Working with AI (Part 2): Code Conversion
๐ Abstract
The article discusses how Mantle, a software development company, leveraged large language models (LLMs) to streamline the process of converting a prototype project into a production-ready codebase. The key points covered include:
- The common challenge of converting a prototype project into a production-ready codebase, and the reasons why organizations often undertake such efforts.
- Mantle's approach of using an LLM to translate the prototype code written in R into their standard production tech stack of Golang and ReactJS.
- The techniques used to provide the LLM with the necessary context, including inserting the existing prototype codebase, summarizing the target architecture and libraries, and incorporating screenshots of the existing application.
- The iterative process of generating code file-by-file, starting from backend to frontend and leaf node files, and the challenges around output token limitations.
- The benefits of this approach, including saving two-thirds of the time needed for the code conversion task.
๐ Q&A
[01] Mantle's Approach to Code Conversion
1. What was Mantle's goal in using an LLM for the code conversion task? Mantle's goal was not to achieve 100% perfectly crafted code, but to get 80% of the boilerplate and repeated patterns out of the way so that engineers could focus on the 20% - high value polish to ship the project to customers.
2. How did Mantle provide context to the LLM to ensure the generated code aligned with their production code patterns and libraries? Mantle provided the LLM with various forms of context, including:
- The existing prototype codebase
- A summary of the target architecture and code patterns
- The specific libraries available in their existing codebases (via go.mod and package.json files)
- Screenshots of the existing application to help with frontend code generation
3. What was Mantle's approach to generating the code file-by-file? Mantle found that the best approach was to generate the code from backend to frontend, starting with leaf node (bottom-up tree traversal) files like utilities, libraries, and database layer, and then moving up to more common and connected files like API interfaces or routing. This allowed the LLM to better understand the relationships between the files.
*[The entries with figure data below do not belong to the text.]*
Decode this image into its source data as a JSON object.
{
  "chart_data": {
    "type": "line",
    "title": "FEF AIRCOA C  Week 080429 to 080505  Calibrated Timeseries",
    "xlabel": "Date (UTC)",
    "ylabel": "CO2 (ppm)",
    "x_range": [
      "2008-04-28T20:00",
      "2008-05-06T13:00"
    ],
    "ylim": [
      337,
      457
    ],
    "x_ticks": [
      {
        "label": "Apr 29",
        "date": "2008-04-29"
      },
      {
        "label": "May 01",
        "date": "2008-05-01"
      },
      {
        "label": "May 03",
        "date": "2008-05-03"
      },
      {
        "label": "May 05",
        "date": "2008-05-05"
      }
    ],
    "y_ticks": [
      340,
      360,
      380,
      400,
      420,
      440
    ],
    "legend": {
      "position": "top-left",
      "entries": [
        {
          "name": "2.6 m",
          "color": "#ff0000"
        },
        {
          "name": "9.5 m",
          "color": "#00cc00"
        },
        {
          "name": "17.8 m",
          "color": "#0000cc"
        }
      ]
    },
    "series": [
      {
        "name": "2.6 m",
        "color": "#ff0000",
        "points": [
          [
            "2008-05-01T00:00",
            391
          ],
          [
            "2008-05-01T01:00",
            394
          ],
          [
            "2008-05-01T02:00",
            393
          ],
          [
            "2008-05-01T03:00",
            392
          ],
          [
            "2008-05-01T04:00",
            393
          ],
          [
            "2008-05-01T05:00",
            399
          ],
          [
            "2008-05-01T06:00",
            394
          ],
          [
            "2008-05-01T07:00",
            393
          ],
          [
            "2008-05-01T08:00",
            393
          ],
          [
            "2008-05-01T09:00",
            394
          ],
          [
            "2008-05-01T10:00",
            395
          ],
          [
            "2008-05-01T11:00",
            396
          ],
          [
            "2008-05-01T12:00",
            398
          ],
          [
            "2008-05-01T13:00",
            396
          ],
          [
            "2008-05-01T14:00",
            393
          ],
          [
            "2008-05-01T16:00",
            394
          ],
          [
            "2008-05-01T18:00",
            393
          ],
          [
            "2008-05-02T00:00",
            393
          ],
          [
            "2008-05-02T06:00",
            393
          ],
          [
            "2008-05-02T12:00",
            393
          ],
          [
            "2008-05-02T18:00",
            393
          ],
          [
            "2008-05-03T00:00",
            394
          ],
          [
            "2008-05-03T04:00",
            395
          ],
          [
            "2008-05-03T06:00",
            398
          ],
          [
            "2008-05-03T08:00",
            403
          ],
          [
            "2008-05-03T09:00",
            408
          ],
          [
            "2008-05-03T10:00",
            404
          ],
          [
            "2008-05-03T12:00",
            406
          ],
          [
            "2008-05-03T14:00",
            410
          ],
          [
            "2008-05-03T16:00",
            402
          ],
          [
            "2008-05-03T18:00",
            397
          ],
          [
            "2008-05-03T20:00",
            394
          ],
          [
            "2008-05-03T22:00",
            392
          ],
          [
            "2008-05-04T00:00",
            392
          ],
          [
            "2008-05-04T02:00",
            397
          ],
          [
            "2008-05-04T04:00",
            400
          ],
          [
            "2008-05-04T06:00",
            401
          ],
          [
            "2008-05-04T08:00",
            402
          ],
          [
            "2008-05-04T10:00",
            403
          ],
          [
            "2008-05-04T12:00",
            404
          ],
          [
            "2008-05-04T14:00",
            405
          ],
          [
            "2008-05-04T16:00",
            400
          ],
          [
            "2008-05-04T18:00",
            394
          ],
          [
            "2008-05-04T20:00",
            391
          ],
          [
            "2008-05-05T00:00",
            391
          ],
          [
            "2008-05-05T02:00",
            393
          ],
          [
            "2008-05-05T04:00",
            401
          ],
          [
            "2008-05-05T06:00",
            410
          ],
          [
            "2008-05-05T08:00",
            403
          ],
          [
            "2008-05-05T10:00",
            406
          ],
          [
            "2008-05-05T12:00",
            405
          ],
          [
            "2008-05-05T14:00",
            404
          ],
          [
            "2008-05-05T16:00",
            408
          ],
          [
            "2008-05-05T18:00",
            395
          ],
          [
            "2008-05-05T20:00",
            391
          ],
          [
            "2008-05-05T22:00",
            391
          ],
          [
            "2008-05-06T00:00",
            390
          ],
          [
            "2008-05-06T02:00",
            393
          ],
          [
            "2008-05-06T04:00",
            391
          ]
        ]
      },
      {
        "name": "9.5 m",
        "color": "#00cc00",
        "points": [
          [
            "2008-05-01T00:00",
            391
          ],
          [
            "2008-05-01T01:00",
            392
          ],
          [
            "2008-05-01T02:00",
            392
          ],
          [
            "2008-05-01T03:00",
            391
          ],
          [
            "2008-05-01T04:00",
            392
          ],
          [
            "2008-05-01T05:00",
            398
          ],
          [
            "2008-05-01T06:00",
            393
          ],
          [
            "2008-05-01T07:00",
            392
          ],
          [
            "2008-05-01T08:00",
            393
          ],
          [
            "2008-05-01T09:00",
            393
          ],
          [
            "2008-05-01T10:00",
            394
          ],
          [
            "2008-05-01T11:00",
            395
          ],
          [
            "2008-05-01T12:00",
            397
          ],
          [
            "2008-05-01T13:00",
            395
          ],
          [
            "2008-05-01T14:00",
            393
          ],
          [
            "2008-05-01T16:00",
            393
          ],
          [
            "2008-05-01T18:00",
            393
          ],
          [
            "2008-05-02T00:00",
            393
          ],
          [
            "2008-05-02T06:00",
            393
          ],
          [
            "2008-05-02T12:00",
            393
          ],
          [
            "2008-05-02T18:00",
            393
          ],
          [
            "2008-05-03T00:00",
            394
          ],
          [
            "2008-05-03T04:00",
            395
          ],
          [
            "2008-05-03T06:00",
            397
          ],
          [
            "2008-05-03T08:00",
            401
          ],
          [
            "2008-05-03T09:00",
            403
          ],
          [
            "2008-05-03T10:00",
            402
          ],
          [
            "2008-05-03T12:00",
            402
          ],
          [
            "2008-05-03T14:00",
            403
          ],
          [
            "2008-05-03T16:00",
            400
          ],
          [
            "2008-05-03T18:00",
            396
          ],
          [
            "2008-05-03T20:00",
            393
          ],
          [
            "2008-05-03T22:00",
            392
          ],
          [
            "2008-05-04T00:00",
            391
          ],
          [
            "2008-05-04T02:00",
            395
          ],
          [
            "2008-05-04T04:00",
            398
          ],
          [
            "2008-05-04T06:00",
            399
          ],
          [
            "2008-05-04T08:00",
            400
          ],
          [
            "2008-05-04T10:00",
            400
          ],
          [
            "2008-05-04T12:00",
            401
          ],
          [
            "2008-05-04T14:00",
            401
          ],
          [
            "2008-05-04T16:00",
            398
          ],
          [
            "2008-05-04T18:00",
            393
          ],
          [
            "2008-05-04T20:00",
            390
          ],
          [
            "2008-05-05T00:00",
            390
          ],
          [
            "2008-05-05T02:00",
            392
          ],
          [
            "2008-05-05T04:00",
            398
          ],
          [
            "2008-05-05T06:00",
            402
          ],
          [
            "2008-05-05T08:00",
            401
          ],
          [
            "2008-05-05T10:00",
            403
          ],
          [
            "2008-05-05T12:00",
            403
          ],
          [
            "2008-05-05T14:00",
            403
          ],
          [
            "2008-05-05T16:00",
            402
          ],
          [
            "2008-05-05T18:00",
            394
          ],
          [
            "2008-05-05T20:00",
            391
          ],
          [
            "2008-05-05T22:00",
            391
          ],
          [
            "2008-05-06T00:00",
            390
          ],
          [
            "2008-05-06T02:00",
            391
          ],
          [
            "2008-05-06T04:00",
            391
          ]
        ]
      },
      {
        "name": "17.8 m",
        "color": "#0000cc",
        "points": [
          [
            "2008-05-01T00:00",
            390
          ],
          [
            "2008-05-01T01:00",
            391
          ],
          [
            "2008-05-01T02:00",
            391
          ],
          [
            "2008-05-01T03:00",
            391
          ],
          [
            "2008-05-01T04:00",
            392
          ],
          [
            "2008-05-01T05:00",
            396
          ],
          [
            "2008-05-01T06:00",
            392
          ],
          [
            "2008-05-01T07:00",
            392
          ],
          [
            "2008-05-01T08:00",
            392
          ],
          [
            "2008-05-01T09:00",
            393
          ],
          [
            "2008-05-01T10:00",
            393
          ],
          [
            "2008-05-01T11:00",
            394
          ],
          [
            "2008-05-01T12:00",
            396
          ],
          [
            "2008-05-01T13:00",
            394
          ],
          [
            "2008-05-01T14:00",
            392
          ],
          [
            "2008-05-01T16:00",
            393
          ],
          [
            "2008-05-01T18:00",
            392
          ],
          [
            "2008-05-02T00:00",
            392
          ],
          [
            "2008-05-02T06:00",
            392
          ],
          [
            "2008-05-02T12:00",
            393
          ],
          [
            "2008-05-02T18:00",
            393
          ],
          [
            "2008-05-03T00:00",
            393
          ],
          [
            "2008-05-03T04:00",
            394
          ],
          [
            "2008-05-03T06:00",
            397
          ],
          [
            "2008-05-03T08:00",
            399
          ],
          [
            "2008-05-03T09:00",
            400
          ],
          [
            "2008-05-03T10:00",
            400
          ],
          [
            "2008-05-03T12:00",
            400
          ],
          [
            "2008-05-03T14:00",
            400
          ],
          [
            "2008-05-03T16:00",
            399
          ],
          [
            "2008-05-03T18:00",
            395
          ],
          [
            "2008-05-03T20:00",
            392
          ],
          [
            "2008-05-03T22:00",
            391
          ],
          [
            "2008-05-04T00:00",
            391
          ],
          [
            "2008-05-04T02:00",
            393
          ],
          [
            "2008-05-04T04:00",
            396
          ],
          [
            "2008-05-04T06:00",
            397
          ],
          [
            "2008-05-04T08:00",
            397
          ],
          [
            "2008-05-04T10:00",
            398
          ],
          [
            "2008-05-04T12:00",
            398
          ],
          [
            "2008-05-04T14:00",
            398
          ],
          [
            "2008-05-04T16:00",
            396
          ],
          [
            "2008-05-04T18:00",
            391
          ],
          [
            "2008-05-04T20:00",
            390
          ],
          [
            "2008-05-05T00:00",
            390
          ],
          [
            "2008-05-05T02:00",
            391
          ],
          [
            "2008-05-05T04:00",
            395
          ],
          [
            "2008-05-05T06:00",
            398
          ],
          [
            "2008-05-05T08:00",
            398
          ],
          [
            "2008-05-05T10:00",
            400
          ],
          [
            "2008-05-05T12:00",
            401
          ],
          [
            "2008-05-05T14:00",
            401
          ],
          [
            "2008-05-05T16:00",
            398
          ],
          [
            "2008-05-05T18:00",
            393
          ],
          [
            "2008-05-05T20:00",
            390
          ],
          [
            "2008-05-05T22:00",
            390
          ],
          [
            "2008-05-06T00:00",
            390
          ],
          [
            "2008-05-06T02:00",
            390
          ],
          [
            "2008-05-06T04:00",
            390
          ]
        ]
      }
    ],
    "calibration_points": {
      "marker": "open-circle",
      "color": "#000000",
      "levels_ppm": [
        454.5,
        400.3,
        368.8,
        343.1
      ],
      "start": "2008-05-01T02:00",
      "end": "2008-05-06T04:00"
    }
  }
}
[02] Challenges and Lessons Learned
1. What were some of the challenges Mantle faced with the output token limitations? Mantle found that due to the output token limitations (often around 8,192 tokens), they had to generate files one-by-one or sometimes section-by-section. For files that exceeded the token limit, they adjusted their approach to generate partial file segments that could be concatenated together.
2. What was the importance of reviewing and adjusting the generated code output? Mantle emphasized the importance of reviewing and adjusting the generated code output, as it was crucial to catch any patterns early on before they compounded and multiplied. This manual review and adjustment step helped ensure the quality of the generated code.
3. How did Mantle's approach evolve as token windows and model capabilities improved? The article suggests that as token windows continue to grow and models become more adept at understanding and generating code, there will be even greater efficiencies and improved code quality in the conversion process. This will likely lead to more rapid and cost-effective software development in the future.